Israeli Foreign Minister Israel Katz downplayed Mr. Biden’s comments, saying the U.S. backed Israel’s war aims and that was what mattered. “We must distinguish rhetoric from the essence,” he told Israeli Army Radio.

Eytan Gilboa, an expert on U.S.-Israel relations and professor at Israel’s Bar-Ilan University, said Mr. Biden’s decision to scale up aid to Gaza and warn Israel about an incursion into Rafah undermined support for Israel’s aims of dismantling Hamas’ military and governing capabilities and freeing the hostages. He said it relieved Hamas of pressure to agree to a temporary cease-fire deal.

He said Mr. Biden’s harsher comments of late came out of a frustration with Mr. Netanyahu over his reluctance to accept the U.S. vision for a postwar Gaza. Mr. Biden has called for Middle East stakeholders to reinvigorate efforts to find a two-state solution, one in which Israel would co-exist with an independent Palestinian state, once the current war ends.

Mr. Netanyahu, however, has consistently opposed establishing a Palestinian state throughout his political career.

Gilboa said Mr. Biden’s remarks were made with an eye on his reelection and were aimed at appeasing progressive Democrats. The president is facing growing pressure from the left-wing of his party to use the United States’ considerable leverage as Israel’s chief patron to force Mr. Netanyahu toward a permanent cease-fire.

More than 100,00 Michigan Democrats cast “uncommitted” ballots in the state’s primary last month, part of a coordinated effort in the battleground state intended to show Mr. Biden that he could lose much-needed support over frustration with his administration’s approach to the Israel-Hamas war.
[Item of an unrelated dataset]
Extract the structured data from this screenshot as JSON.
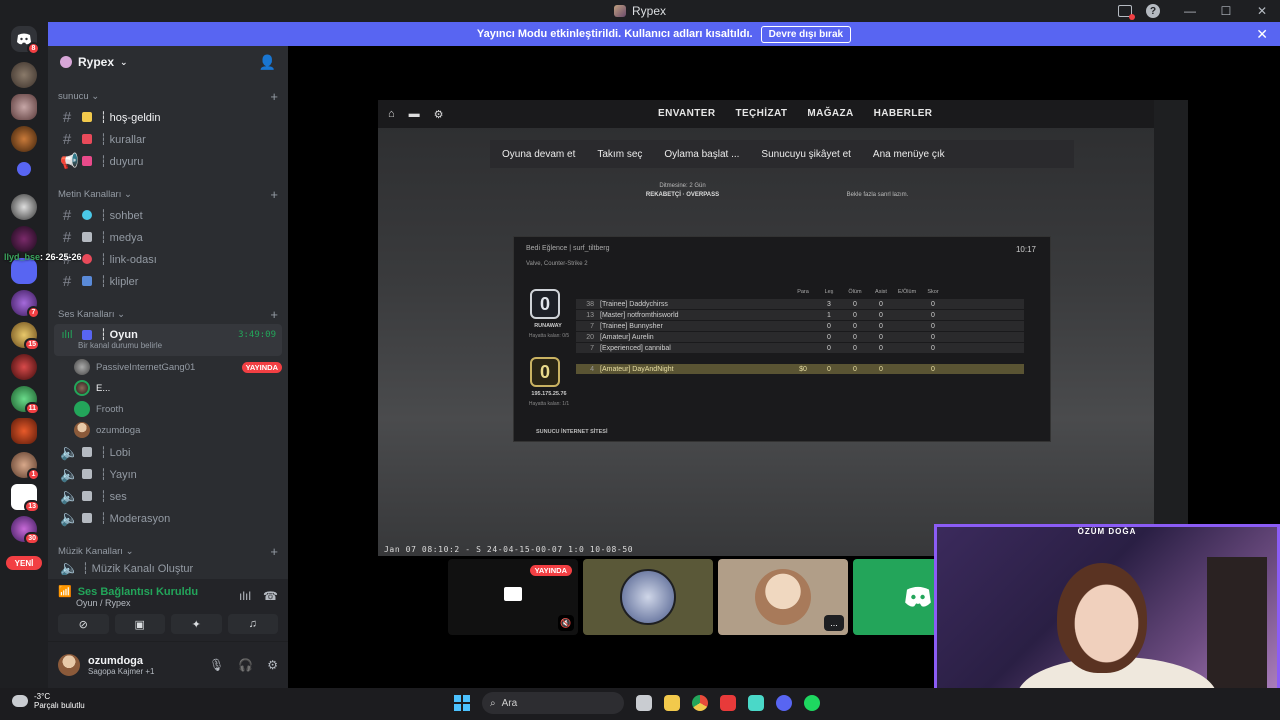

“Netanyahu earned that criticism, but on the other hand when (Biden) criticizes Mr. Netanyahu personally, he thinks he improves his standing among progressives,” Gilboa said.
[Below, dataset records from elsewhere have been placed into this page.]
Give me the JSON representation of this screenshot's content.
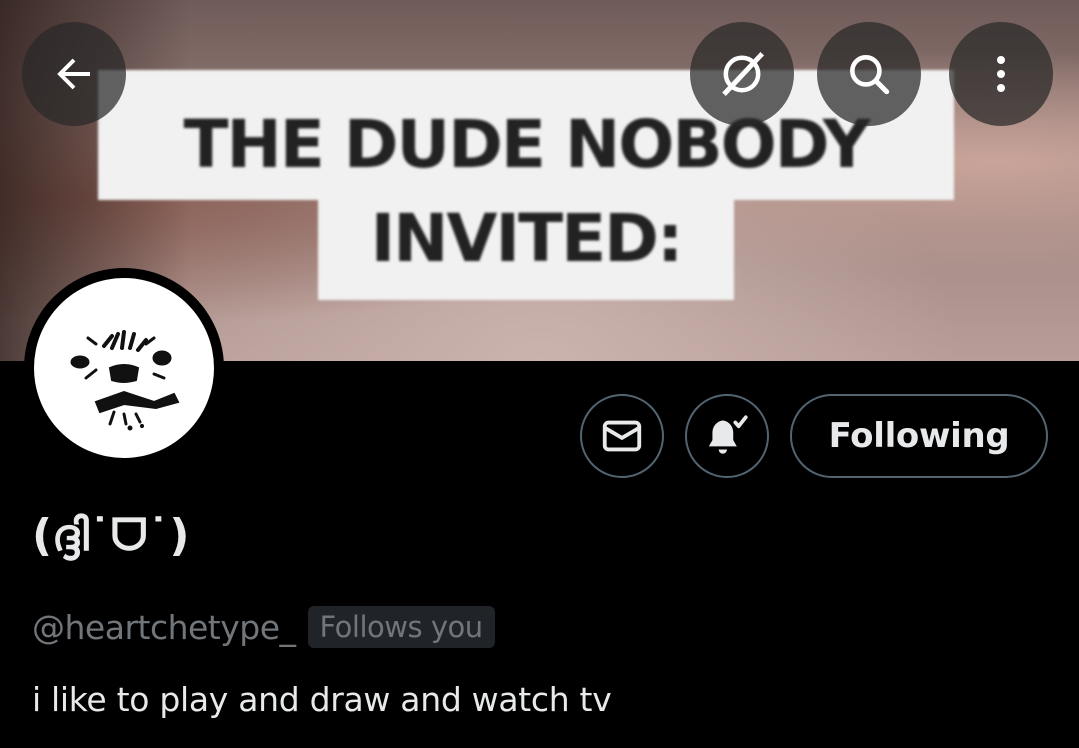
{
  "banner": {
    "caption_line1": "THE DUDE NOBODY",
    "caption_line2": "INVITED:"
  },
  "header": {
    "back_icon": "arrow-left-icon",
    "grok_icon": "grok-icon",
    "search_icon": "search-icon",
    "more_icon": "more-vertical-icon"
  },
  "profile": {
    "display_name": "(ദ്ദി˙ᗜ˙)",
    "handle": "@heartchetype_",
    "follows_you": "Follows you",
    "bio": "i like to play and draw and watch tv"
  },
  "actions": {
    "message_icon": "envelope-icon",
    "notify_icon": "bell-check-icon",
    "following_label": "Following"
  },
  "colors": {
    "background": "#000000",
    "text_primary": "#e7e9ea",
    "text_secondary": "#71767b",
    "button_border": "#536471",
    "badge_bg": "#202327"
  }
}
But Aaron David Miller, a senior fellow at the Carnegie Endowment for International Peace, said that pointed criticism of the Netanyahu government has limited value for Mr. Biden politically.

“Words without deeds are not going to bring those voters back,” Miller said. “The hemorrhaging is going to continue as long as the pictures in Gaza don’t change.”

Gilboa said that even if a different government were running Israel, such as a more moderate figure like Gantz, Mr. Biden would still find a leadership intent on entering Rafah and defeating Hamas.

“They wouldn’t do things significantly different,” he said. “Is there anyone of sound mind here who is willing to leave Hamas in Gaza? That won’t happen.”

Biden administration officials pushed back against the idea that the president has become more outspoken in his criticism of Mr. Netanyahu with an eye on his 2024 prospects.

It’s not lost on Mr. Biden that Israelis across the political spectrum remain as hawkish as Mr. Netanyahu about eliminating Hamas. Still, Mr. Biden believes that by speaking out more forcefully he can sway the Israelis to do more to reduce the death toll and alleviate suffering of innocent Palestinians as Israel carries out its operations, according to the U.S. official.

Mr. Biden, who last traveled to Israel soon after Hamas’ launched its Oct. 7 attack on Israel, said in the MSNBC interview that he was open to travelling to Israel again to speak directly to the Knesset.

Privately, M. Biden has expressed a desire to aides to make another trip to Israel to try to circumvent Mr. Netanyahu and take his message directly to the people. One possibility discussed internally for a presidential trip is if a temporary cease-fire agreement is reached. Mr. Biden could use the moment to press the case directly to Israelis for humanitarian assistance in Gaza and begin outlining a path toward a permanent end to the fighting, officials said.